A particularly important fan was Heston Blumenthal. Giving high-quality results every time, sous vide had transformed his work as a restauranteur and he was thrilled to hear about the Eades’ efforts to bring the revolutionary technique into people’s homes. Experimenting with the couple’s equipment in his kitchen at the Fat Duck, he discovered that it worked just as well as his commercial gear. Impressed, he volunteered to join Michael and Mary Dan on a tour of the US. Visiting cookery schools, restaurants and colleges, he demonstrated how the machines worked, serving up delights such as perfect salmon, compressed aubergine and poached pears. The tour was a great success and the prospect of meeting Heston and tasting his food ensured that every event was attended by a large crowd.
Sales started coming in a steady stream and, in 2011, the brand received another massive boost when the water oven won ‘Best in Category for Cooking Electrics’ at the Housewares Design Awards. Since then, the business has gone from strength to strength. .
Thanks to SousVide Supreme equipment, more and more people are discovering how the technique lends a new dimension to even the most familiar ingredients. Mary Dan thinks beetroot is a great example. ‘You’ve never had a beetroot until you’ve had a sous vide cooked beetroot’, she says. ‘It intensifies the flavour so much it’s like eating candy. No taste or nutrients are lost.’
Growing the business has not been without its challenges. The Eades have found that more men buy their products than women. They believe this gender gap is due to the technological nature of sous vide, Mary Dan suggesting that women might more be inclined to think ‘I already know how to cook, why do I need another gadget?’ Whatever the reason, the couple discovered that women lose their reluctance to use the technique when they actually try it. This was even the case with their own daughter-in-law, who did not use a sous vide machine until Mary Dan ‘showed her how it only took 5 minutes to prepare a pork tenderloin and then she could leave it in the water bath and get on with her day. Now she cooks four nights a week with it.’

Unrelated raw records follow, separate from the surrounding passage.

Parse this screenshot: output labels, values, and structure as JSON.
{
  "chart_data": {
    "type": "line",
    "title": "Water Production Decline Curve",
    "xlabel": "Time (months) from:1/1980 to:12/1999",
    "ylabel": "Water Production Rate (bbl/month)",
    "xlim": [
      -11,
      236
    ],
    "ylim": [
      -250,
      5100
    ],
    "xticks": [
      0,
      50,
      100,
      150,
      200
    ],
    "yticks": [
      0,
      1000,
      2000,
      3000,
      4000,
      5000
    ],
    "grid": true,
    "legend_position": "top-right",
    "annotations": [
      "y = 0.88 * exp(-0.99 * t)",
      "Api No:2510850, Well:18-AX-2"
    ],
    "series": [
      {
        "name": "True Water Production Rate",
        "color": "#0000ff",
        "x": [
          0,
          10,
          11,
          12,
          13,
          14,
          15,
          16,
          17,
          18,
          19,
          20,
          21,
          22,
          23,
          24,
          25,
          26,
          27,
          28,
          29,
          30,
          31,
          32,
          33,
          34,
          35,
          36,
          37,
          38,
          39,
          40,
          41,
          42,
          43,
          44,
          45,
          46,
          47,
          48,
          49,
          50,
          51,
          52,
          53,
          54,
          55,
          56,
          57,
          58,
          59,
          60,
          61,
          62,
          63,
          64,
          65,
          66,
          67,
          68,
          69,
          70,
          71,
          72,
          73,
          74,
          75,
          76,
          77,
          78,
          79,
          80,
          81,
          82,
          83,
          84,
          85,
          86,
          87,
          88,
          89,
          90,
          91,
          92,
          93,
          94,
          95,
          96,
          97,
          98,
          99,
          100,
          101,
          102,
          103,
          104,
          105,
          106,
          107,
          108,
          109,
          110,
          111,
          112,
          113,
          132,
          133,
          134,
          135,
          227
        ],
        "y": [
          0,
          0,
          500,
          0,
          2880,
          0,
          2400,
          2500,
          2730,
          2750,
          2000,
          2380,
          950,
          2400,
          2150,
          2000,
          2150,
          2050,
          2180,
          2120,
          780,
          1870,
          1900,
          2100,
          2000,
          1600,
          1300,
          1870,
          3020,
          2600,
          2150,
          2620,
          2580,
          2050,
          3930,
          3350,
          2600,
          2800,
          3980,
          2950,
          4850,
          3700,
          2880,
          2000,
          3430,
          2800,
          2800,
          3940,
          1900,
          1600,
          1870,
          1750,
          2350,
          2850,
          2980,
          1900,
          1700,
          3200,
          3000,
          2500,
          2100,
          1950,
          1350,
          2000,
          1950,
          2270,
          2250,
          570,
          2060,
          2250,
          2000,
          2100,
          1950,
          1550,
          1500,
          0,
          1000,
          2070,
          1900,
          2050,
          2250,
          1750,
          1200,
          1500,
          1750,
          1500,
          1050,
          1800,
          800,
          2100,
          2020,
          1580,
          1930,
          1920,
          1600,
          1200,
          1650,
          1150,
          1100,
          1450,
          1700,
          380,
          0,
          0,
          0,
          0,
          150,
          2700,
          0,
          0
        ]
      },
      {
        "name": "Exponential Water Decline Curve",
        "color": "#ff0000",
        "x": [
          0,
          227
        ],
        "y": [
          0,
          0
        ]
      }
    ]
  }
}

Sous vide cooking has proved particularly popular with those on a Paleo diet, which cuts out processed foods, and with fans of grass-fed meat, which tends to be flavoursome but tough. For these individuals, the technique is great because it heats food to the optimum temperature – 56⁰C/134⁰F for meat – and keeps it at that temperature for a long time. This enables tough cuts of meat to be slow-cooked for maximum tenderness without any danger of them becoming too hot and overcooking.
You can also prepare meals in advance using the sous vide technique, which can be very handy if you are entertaining. Simply cook the food sous vide, then store the sealed vacuum bags in the fridge until needed. Before serving, open the bags and reheat the contents in a pan or under a grill. Frying or grilling will also give the food some colour and a tasty crust.
We are grateful to Michael and Mary Dan Eades for talking to us while they were visiting London.